Got to consistently 115mb/s

we cannot see your screen, no idea what commands you are running and the debug output.

and i would try to figure out if the source and/or the dest is the problem?

Yeah, this is the one I'm running now and it's going better and better...

rclone copy /mnt/regular_backup/ scality:-migration-test/regular_backup/ --fast-list  --progress -vv  --size-only --s3-disable-checksum --transfers 16 --checkers 16 --s3-upload-concurrency 16

Tried with 32 on all but all it did was stress the CPU more and no more speed on transfer

But came up to 140-150mb/s

You can increase --s3-upload-concurrency and --s3-chunk-size but it will come at cost of RAM usage.
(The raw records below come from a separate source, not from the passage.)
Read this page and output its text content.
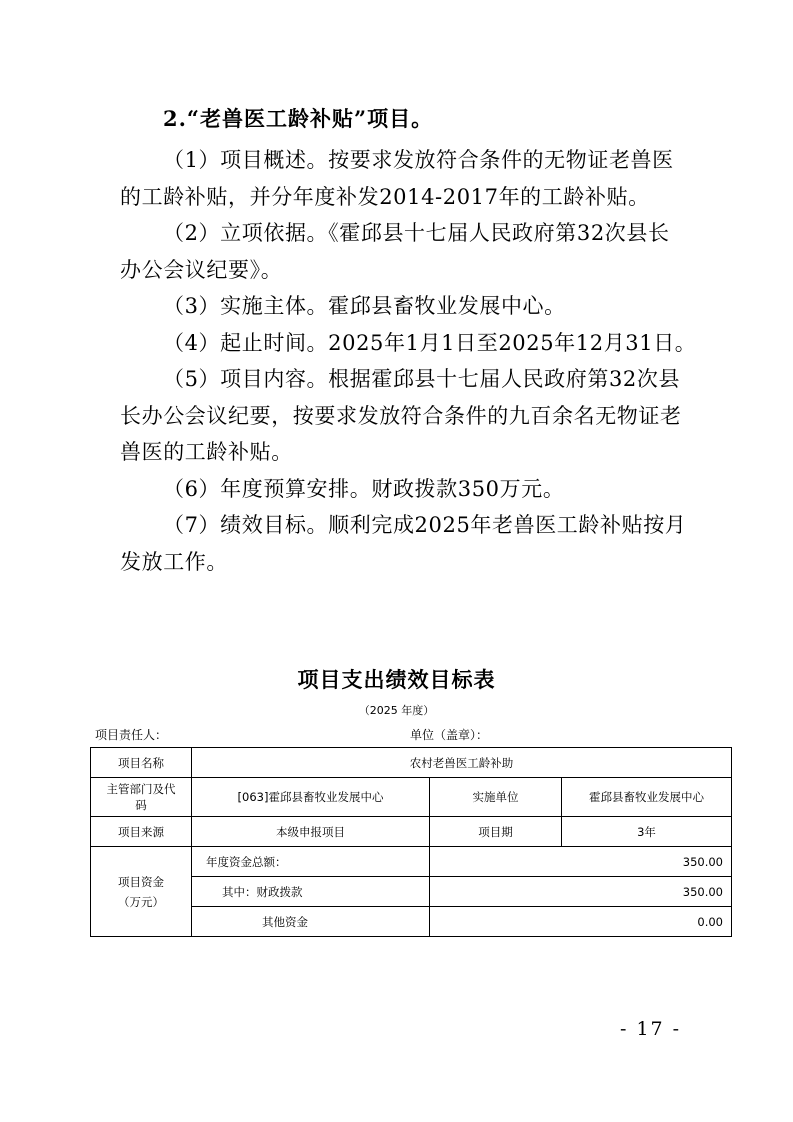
2.“老兽医工龄补贴”项目。
（1）项目概述。按要求发放符合条件的无物证老兽医
的工龄补贴，并分年度补发2014-2017年的工龄补贴。
（2）立项依据。《霍邱县十七届人民政府第32次县长
办公会议纪要》。
（3）实施主体。霍邱县畜牧业发展中心。
（4）起止时间。2025年1月1日至2025年12月31日。
（5）项目内容。根据霍邱县十七届人民政府第32次县
长办公会议纪要，按要求发放符合条件的九百余名无物证老
兽医的工龄补贴。
（6）年度预算安排。财政拨款350万元。
（7）绩效目标。顺利完成2025年老兽医工龄补贴按月
发放工作。
项目支出绩效目标表
（2025 年度）
项目责任人：	单位（盖章）：
项目名称	农村老兽医工龄补助		
主管部门及代
码	[063]霍邱县畜牧业发展中心	实施单位	霍邱县畜牧业发展中心
项目来源	本级申报项目	项目期	3年
项目资金
（万元）	年度资金总额：	350.00	
	其中：财政拨款	350.00	
	其他资金	0.00	
- 17 -
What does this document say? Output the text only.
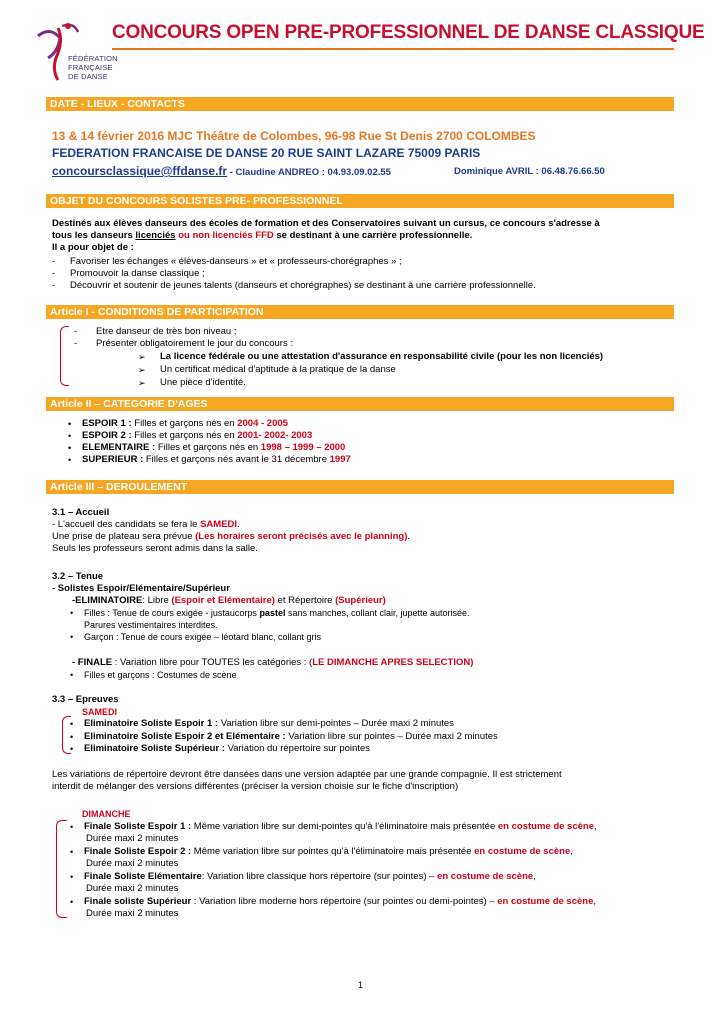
FÉDÉRATION
FRANÇAISE
DE DANSE
CONCOURS OPEN PRE-PROFESSIONNEL DE DANSE CLASSIQUE
DATE - LIEUX - CONTACTS
13 & 14 février 2016 MJC Théâtre de Colombes, 96-98 Rue St Denis 2700 COLOMBES
FEDERATION FRANCAISE DE DANSE 20 RUE SAINT LAZARE 75009 PARIS
concoursclassique@ffdanse.fr - Claudine ANDREO : 04.93.09.02.55	Dominique AVRIL : 06.48.76.66.50
OBJET DU CONCOURS SOLISTES PRE- PROFESSIONNEL
Destinés aux élèves danseurs des écoles de formation et des Conservatoires suivant un cursus, ce concours s'adresse à
tous les danseurs licenciés ou non licenciés FFD se destinant à une carrière professionnelle.
Il a pour objet de :
- Favoriser les échanges « élèves-danseurs » et « professeurs-chorégraphes » ;
- Promouvoir la danse classique ;
- Découvrir et soutenir de jeunes talents (danseurs et chorégraphes) se destinant à une carrière professionnelle.
Article I - CONDITIONS DE PARTICIPATION
- Etre danseur de très bon niveau ;
- Présenter obligatoirement le jour du concours :
➢ La licence fédérale ou une attestation d'assurance en responsabilité civile (pour les non licenciés)
➢ Un certificat médical d'aptitude à la pratique de la danse
➢ Une pièce d'identité.
Article II – CATEGORIE D'AGES
• ESPOIR 1 : Filles et garçons nés en 2004 - 2005
• ESPOIR 2 : Filles et garçons nés en 2001- 2002- 2003
• ELEMENTAIRE : Filles et garçons nés en 1998 – 1999 – 2000
• SUPERIEUR : Filles et garçons nés avant le 31 décembre 1997
Article III – DEROULEMENT
3.1 – Accueil
- L'accueil des candidats se fera le SAMEDI.
Une prise de plateau sera prévue (Les horaires seront précisés avec le planning).
Seuls les professeurs seront admis dans la salle.
3.2 – Tenue
- Solistes Espoir/Elémentaire/Supérieur
-ELIMINATOIRE: Libre (Espoir et Elémentaire) et Répertoire (Supérieur)
• Filles : Tenue de cours exigée - justaucorps pastel sans manches, collant clair, jupette autorisée.
Parures vestimentaires interdites.
• Garçon : Tenue de cours exigée – léotard blanc, collant gris
- FINALE : Variation libre pour TOUTES les catégories : (LE DIMANCHE APRES SELECTION)
• Filles et garçons : Costumes de scène
3.3 – Epreuves
SAMEDI
• Eliminatoire Soliste Espoir 1 : Variation libre sur demi-pointes – Durée maxi 2 minutes
• Eliminatoire Soliste Espoir 2 et Elémentaire : Variation libre sur pointes – Durée maxi 2 minutes
• Eliminatoire Soliste Supérieur : Variation du répertoire sur pointes
Les variations de répertoire devront être dansées dans une version adaptée par une grande compagnie. Il est strictement
interdit de mélanger des versions différentes (préciser la version choisie sur le fiche d'inscription)
DIMANCHE
• Finale Soliste Espoir 1 : Même variation libre sur demi-pointes qu'à l'éliminatoire mais présentée en costume de scène,
Durée maxi 2 minutes
• Finale Soliste Espoir 2 : Même variation libre sur pointes qu'à l'éliminatoire mais présentée en costume de scène,
Durée maxi 2 minutes
• Finale Soliste Elémentaire: Variation libre classique hors répertoire (sur pointes) – en costume de scène,
Durée maxi 2 minutes
• Finale soliste Supérieur : Variation libre moderne hors répertoire (sur pointes ou demi-pointes) – en costume de scène,
Durée maxi 2 minutes
1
Be careful with --transfers here - as easily you can start using 10s of GB of RAM. With big files like you have I would actually lower --transfers and increase s3 params. Many --transfers help with small files.

Here some explanation:

Ah that was a really good summarizing thread, thanks a bunch!
I'll try that out and share the results.

Think I've found a sweet spot that works pretty good for my use case.

rclone copy /mnt/regular_backup/ scality:migration-test/regular_backup/ --fast-list  --progress -vv  --size-only --s3-disable-checksum --transfers 4 --checkers 16 --s3-upload-concurrency 40 --s3-chunk-size 64M --no-check-dest

With this I'm getting upwards to 200 mb/s

Thanks for all help with getting this faster!

This topic was automatically closed 3 days after the last reply. New replies are no longer allowed.